Die Begegnung mit dem Gründer und Kopf des Marionettentheaters Bernd Weber könnte ohne weiteres der Handlung einer Vorabendserie entnommen sein, so sehr scheint sie das Klischee vom romantischen Künstlerdasein zu bestärken. Der Gast betritt das alte Stockstädter Schulhaus und findet sich sogleich inmitten der verschiedensten Theaterrequisiten. Holzplanken sind an die Wand gelehnt, dazu finden sich Büsten, Kisten oder Stuckteile, und nur eine Stimme, die recht wirklichkeitsnah von oben rufend bittet, sich in den ersten Stock zu begeben, beweist, daß man nicht in Michael Endes Unendlicher Geschichte gelandet ist.

Der Gast hat viel zu schauen in den Räumen, in denen die Figuren der Puppenspieler entstehen, zwischen Farbflaschen, Pinseln, Nähutensilien, Werkzeugen, Spielkreuzen und halbfertigen Puppen.

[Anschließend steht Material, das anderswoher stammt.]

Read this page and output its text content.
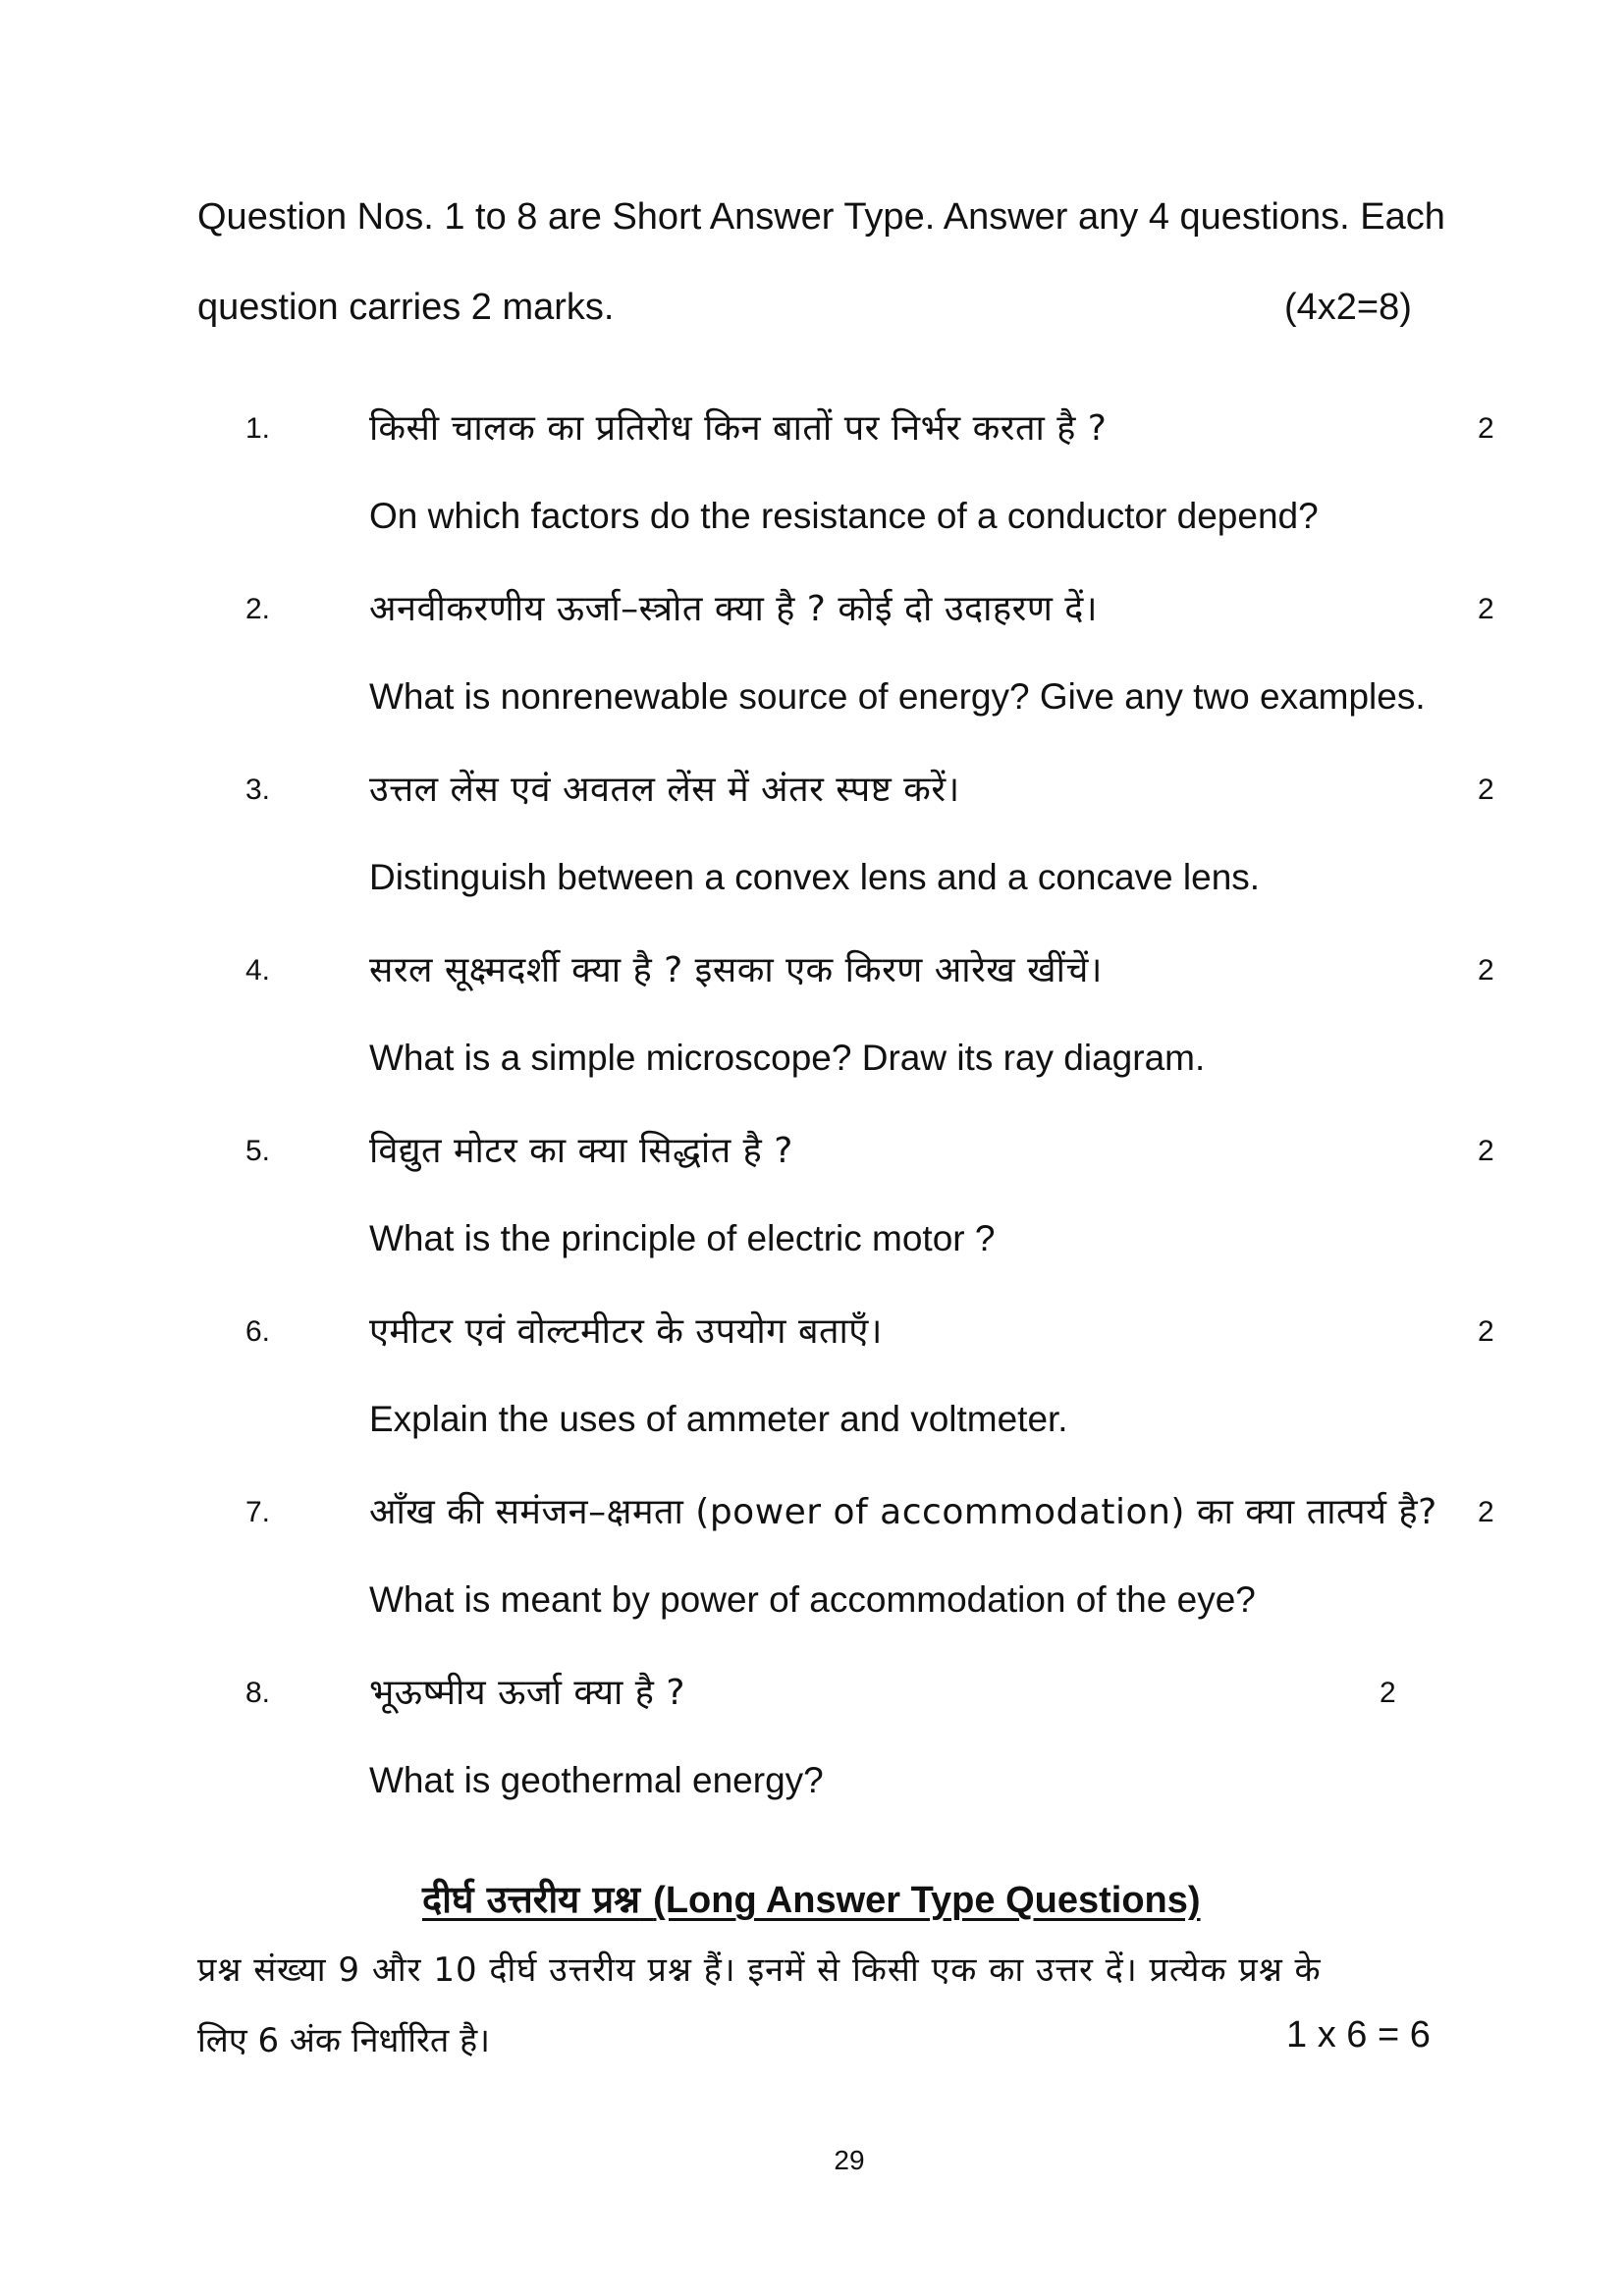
Question Nos. 1 to 8 are Short Answer Type. Answer any 4 questions. Each
question carries 2 marks.	(4x2=8)
1.	किसी चालक का प्रतिरोध किन बातों पर निर्भर करता है ?	2
On which factors do the resistance of a conductor depend?
2.	अनवीकरणीय ऊर्जा–स्त्रोत क्या है ? कोई दो उदाहरण दें।	2
What is nonrenewable source of energy? Give any two examples.
3.	उत्तल लेंस एवं अवतल लेंस में अंतर स्पष्ट करें।	2
Distinguish between a convex lens and a concave lens.
4.	सरल सूक्ष्मदर्शी क्या है ? इसका एक किरण आरेख खींचें।	2
What is a simple microscope? Draw its ray diagram.
5.	विद्युत मोटर का क्या सिद्धांत है ?	2
What is the principle of electric motor ?
6.	एमीटर एवं वोल्टमीटर के उपयोग बताएँ।	2
Explain the uses of ammeter and voltmeter.
7.	आँख की समंजन–क्षमता (power of accommodation) का क्या तात्पर्य है? 2
What is meant by power of accommodation of the eye?
8.	भूऊष्मीय ऊर्जा क्या है ?	2
What is geothermal energy?
दीर्घ उत्तरीय प्रश्न (Long Answer Type Questions)
प्रश्न संख्या 9 और 10 दीर्घ उत्तरीय प्रश्न हैं। इनमें से किसी एक का उत्तर दें। प्रत्येक प्रश्न के
लिए 6 अंक निर्धारित है।	1 x 6 = 6
29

Und auch wenn Bernd Weber das anfängliche Künstlervorurteil zurechtstutzt – »Puppentheater ist in der Hauptsache Arbeit, Arbeit und nochmals Arbeit« – ein gewisser Zauber geht von den 600 Marionetten, der Probebühne und den Werkstätten dennoch aus.

»Zuerst einmal bin ich Lehrer,« erklärt Bernd Weber. Die Freizeit freilich ist vollständig dem Puppentheater gewidmet. Anders wäre der Erfolg des Ensembles auch gar nicht möglich. Die fünf Frauen und drei Männer des Puppenschiffs machen alles selbst. Mann und Frau muß schleifen, hobeln, bohren, fräsen und kleben, und vor einer Premiere ist auch mal die eine oder andere Nacht durchzustehen. Solchen Einsatz zeigen kann nur, wer vom Spielen besessen ist. Abgänge im Ensemble gibt es, nicht zuletzt deshalb, immer wieder. Neue Mitarbeiter sind - sofern sie wissen, worauf sie sich einlassen - daher auch sehr willkommen.

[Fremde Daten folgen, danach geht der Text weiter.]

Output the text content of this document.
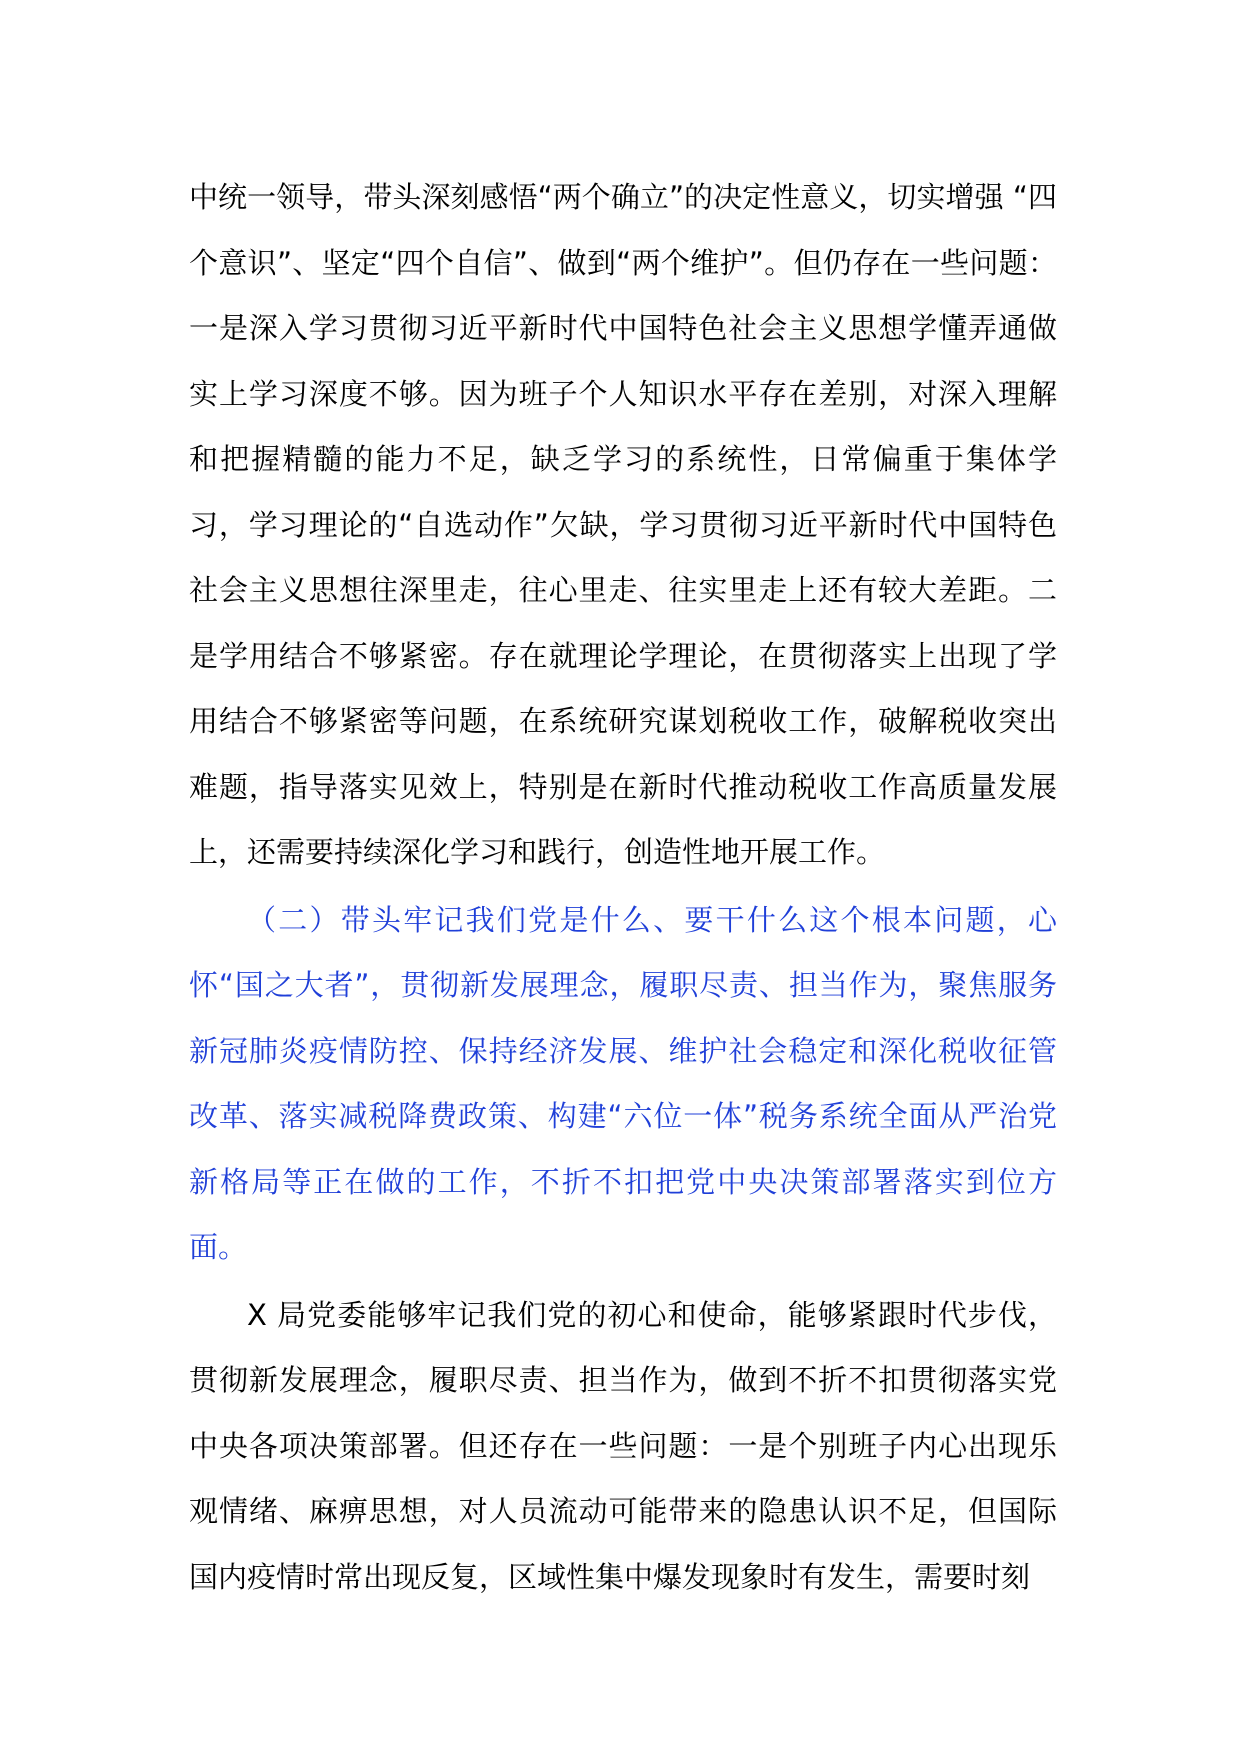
中统一领导，带头深刻感悟“两个确立”的决定性意义，切实增强 “四个意识”、坚定“四个自信”、做到“两个维护”。但仍存在一些问题：一是深入学习贯彻习近平新时代中国特色社会主义思想学懂弄通做实上学习深度不够。因为班子个人知识水平存在差别，对深入理解和把握精髓的能力不足，缺乏学习的系统性，日常偏重于集体学习，学习理论的“自选动作”欠缺，学习贯彻习近平新时代中国特色社会主义思想往深里走，往心里走、往实里走上还有较大差距。二是学用结合不够紧密。存在就理论学理论，在贯彻落实上出现了学用结合不够紧密等问题，在系统研究谋划税收工作，破解税收突出难题，指导落实见效上，特别是在新时代推动税收工作高质量发展上，还需要持续深化学习和践行，创造性地开展工作。

（二）带头牢记我们党是什么、要干什么这个根本问题，心怀“国之大者”，贯彻新发展理念，履职尽责、担当作为，聚焦服务新冠肺炎疫情防控、保持经济发展、维护社会稳定和深化税收征管改革、落实减税降费政策、构建“六位一体”税务系统全面从严治党新格局等正在做的工作，不折不扣把党中央决策部署落实到位方面。

X 局党委能够牢记我们党的初心和使命，能够紧跟时代步伐，贯彻新发展理念，履职尽责、担当作为，做到不折不扣贯彻落实党中央各项决策部署。但还存在一些问题：一是个别班子内心出现乐观情绪、麻痹思想，对人员流动可能带来的隐患认识不足，但国际国内疫情时常出现反复，区域性集中爆发现象时有发生，需要时刻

Die Produktionen des »Puppenschiffs« sind in jeder Hinsicht eine Art Gesamtkunstwerk. Die Stücke schreibt Bernd Weber - einen Notizblock hat er ständig bei sich, um Ideen festzuhalten - er komponiert auch die passende Musik dazu, entwirft das Bühnenbild, die Puppen und führt Regie. Bei allem bringen die übrigen Mitglieder des Ensembles ihre Vorstellungen ein. Inzwischen sind immerhin drei abendfüllende Stücke entstanden, daneben ein Gesamtprogramm, mit dem sich insgesamt etwa 40 Stunden unterhaltsam füllen lassen.

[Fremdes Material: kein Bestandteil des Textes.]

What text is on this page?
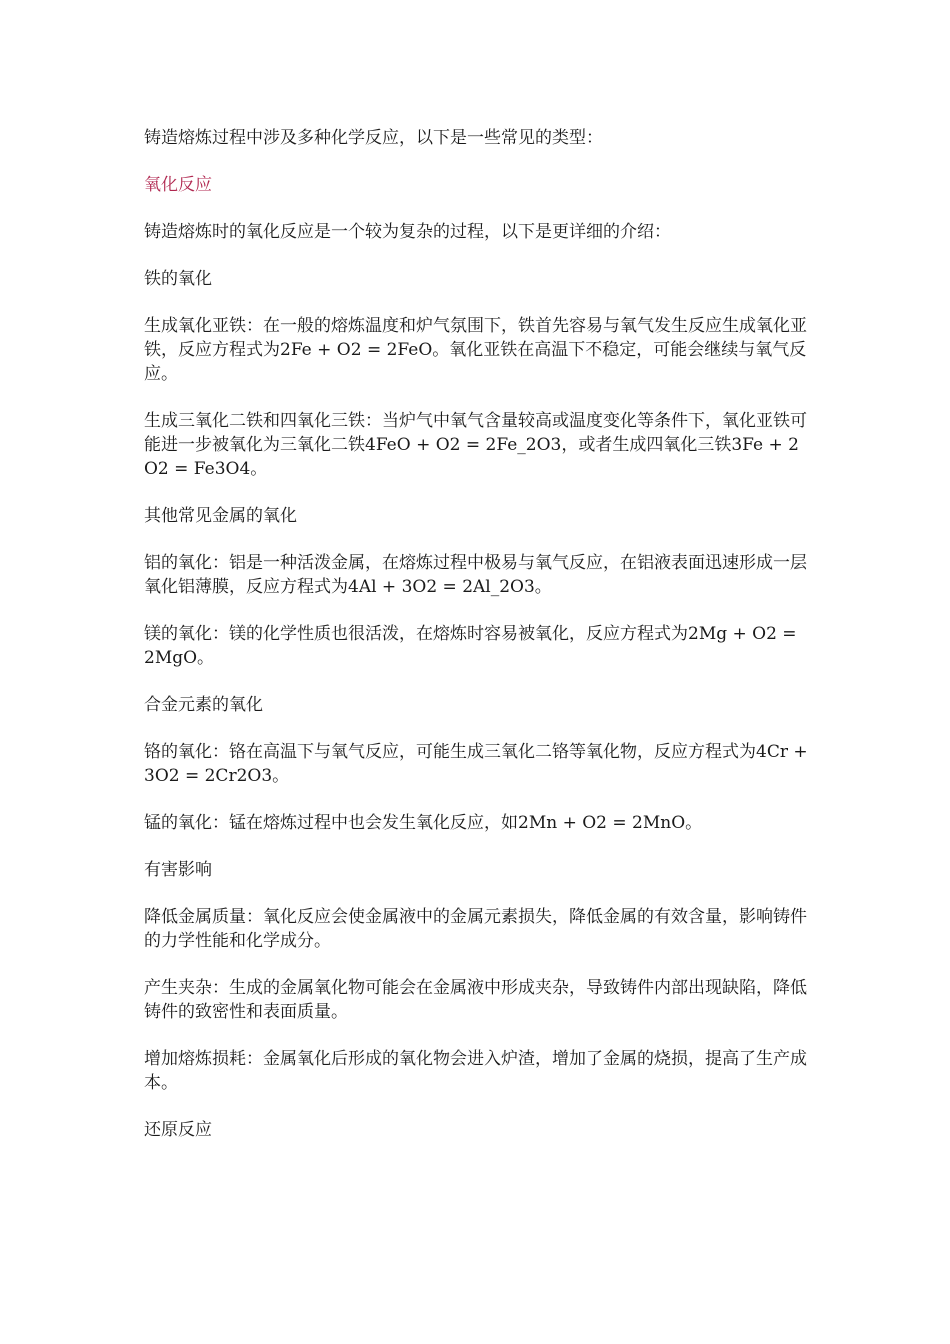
铸造熔炼过程中涉及多种化学反应，以下是一些常见的类型：

氧化反应

铸造熔炼时的氧化反应是一个较为复杂的过程，以下是更详细的介绍：

铁的氧化

生成氧化亚铁：在一般的熔炼温度和炉气氛围下，铁首先容易与氧气发生反应生成氧化亚铁，反应方程式为2Fe + O2 = 2FeO。氧化亚铁在高温下不稳定，可能会继续与氧气反应。

生成三氧化二铁和四氧化三铁：当炉气中氧气含量较高或温度变化等条件下，氧化亚铁可能进一步被氧化为三氧化二铁4FeO + O2 = 2Fe_2O3，或者生成四氧化三铁3Fe + 2O2 = Fe3O4。

其他常见金属的氧化

铝的氧化：铝是一种活泼金属，在熔炼过程中极易与氧气反应，在铝液表面迅速形成一层氧化铝薄膜，反应方程式为4Al + 3O2 = 2Al_2O3。

镁的氧化：镁的化学性质也很活泼，在熔炼时容易被氧化，反应方程式为2Mg + O2 = 2MgO。

合金元素的氧化

铬的氧化：铬在高温下与氧气反应，可能生成三氧化二铬等氧化物，反应方程式为4Cr + 3O2 = 2Cr2O3。

锰的氧化：锰在熔炼过程中也会发生氧化反应，如2Mn + O2 = 2MnO。

有害影响

降低金属质量：氧化反应会使金属液中的金属元素损失，降低金属的有效含量，影响铸件的力学性能和化学成分。

产生夹杂：生成的金属氧化物可能会在金属液中形成夹杂，导致铸件内部出现缺陷，降低铸件的致密性和表面质量。

增加熔炼损耗：金属氧化后形成的氧化物会进入炉渣，增加了金属的烧损，提高了生产成本。

还原反应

Hervorgegangen ist das Puppenschiff, wenn man so will, aus dem Schultheater in Stockstadt. Der Puppenschiffbegründer fand es bedauerlich, daß nach ein paar Aufführungen alles immer schon wieder vorbei war. Der Aufwand sollte sich lohnen, ein Stück über längere Zeit konservierbar, aufführbar sein. Ergo wurde 1973 die Puppenbühne ins Leben gerufen, nach einer nahezu elfjährigen Aufbau- und Experimentierphase zog man 1984 zum ersten Mal vor eine größere Öffentlichkeit.

Dabei vermied man es von Anfang an, sich in die Ecke der »Kinderbelustigung« abdrängen zu lassen. Das Ensemble präsentierte Marionettentheater für Erwachsene mit Stücken wie »Nofretetes Kaleidoskop«, »Wer ist in mein Fettnäpfchen getreten?« und zuletzt »Frankensteins Hamster«, das im vergangenen Jahr Premiere feierte. »Phantastisches Kabarett« nennt der Puppenschiff-Kapitän solche Art von Marionttentheater, die man neben den bekannten Märchen bietet. Gerade dabei werden die spezifischen Möglichkeiten des Puppentheaters genutzt.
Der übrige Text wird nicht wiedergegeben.